Setting Up the LaborDuty PagerDuty Instance

For all you expectant parents and future expectant parents, I’ve detailed the functions below with screenshots so you can use this as the incident response platform for your baby’s arrival (or simply use it to impress your partner to make up for previous mistakes).

1. Alert me based on my partner’s condition.

I created a series of three services based on the “threat level.” Being in the medical field, my wife wanted me to use code words that would indicate the urgency of the incident: Codes Blue, Red, and Yellow.

2. If I didn’t respond, an escalation policy is automatically triggered, alerting available family members or friends to meet my partner at the hospital (or drive her if applicable).
After building a schedule of vacations for each family member, I added escalation policies for each service, with codes Red and Blue being of a higher urgency.

3. Automatically update all friends and family members.
Using PagerDuty’s Response Plays, I was able to set up automatic notifications for all family members depending on which service was triggered. This was done through the Subscriber Notifications function. Both of these features are part of the Modern Incident Response package.
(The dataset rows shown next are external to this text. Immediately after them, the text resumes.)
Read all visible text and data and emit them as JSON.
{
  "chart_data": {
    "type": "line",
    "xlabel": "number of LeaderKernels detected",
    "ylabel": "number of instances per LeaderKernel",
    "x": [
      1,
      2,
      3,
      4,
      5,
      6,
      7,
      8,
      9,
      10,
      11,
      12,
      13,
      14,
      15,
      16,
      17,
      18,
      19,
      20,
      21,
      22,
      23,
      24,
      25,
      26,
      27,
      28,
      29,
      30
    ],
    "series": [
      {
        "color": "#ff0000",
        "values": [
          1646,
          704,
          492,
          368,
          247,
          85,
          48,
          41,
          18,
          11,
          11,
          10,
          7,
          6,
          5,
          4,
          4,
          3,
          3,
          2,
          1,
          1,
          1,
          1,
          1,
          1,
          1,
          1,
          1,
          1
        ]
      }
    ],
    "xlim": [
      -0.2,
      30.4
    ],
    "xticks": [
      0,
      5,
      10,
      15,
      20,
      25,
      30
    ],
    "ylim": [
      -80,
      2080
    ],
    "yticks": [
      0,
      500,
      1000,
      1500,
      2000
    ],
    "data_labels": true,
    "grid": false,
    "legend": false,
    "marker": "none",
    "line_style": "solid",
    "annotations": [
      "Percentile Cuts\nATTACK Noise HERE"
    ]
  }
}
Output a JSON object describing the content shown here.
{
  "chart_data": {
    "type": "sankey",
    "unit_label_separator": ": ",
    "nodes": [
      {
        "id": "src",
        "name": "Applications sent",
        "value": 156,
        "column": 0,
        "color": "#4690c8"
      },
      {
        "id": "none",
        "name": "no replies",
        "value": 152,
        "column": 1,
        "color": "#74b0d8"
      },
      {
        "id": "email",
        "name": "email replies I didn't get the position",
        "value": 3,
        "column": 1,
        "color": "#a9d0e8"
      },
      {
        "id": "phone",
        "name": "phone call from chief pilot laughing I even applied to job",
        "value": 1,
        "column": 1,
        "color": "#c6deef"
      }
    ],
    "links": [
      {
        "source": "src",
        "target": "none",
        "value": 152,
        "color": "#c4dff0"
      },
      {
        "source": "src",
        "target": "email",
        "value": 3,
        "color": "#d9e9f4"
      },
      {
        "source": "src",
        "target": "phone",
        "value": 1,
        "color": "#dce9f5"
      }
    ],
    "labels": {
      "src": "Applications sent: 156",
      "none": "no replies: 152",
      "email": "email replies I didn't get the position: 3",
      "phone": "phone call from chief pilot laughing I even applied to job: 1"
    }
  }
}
4. Create an action that would alert for available childcare providers through one button.
With Response Plays, my wife and I could quickly initiate an escalation policy that included family, friends, and babysitters who are on call to take care of our kids during the delivery—all by tapping “Run a Play” in the PagerDuty mobile app.

 

 

5. Make it easy for my partner to trigger the process.
The process would be initiated by using PagerDuty’s Live Call Routing, which would allow my wife to call a phone number stored in her phone. When called, one of the three scenarios described in step 1 would automatically be triggered, saving time (and some sanity) by not having to manually trigger an incident or send an email.

In the end, we wound up never using the PagerDuty instance as our new baby was considerate to our schedule. I was home and our closest family members just got off work to meet us at the hospital. However, I hope this story and PagerDuty configuration can provide some peace of mind to newly expecting parents looking to streamline critical actions when it’s “go time”—especially when it usually never happens at the right time.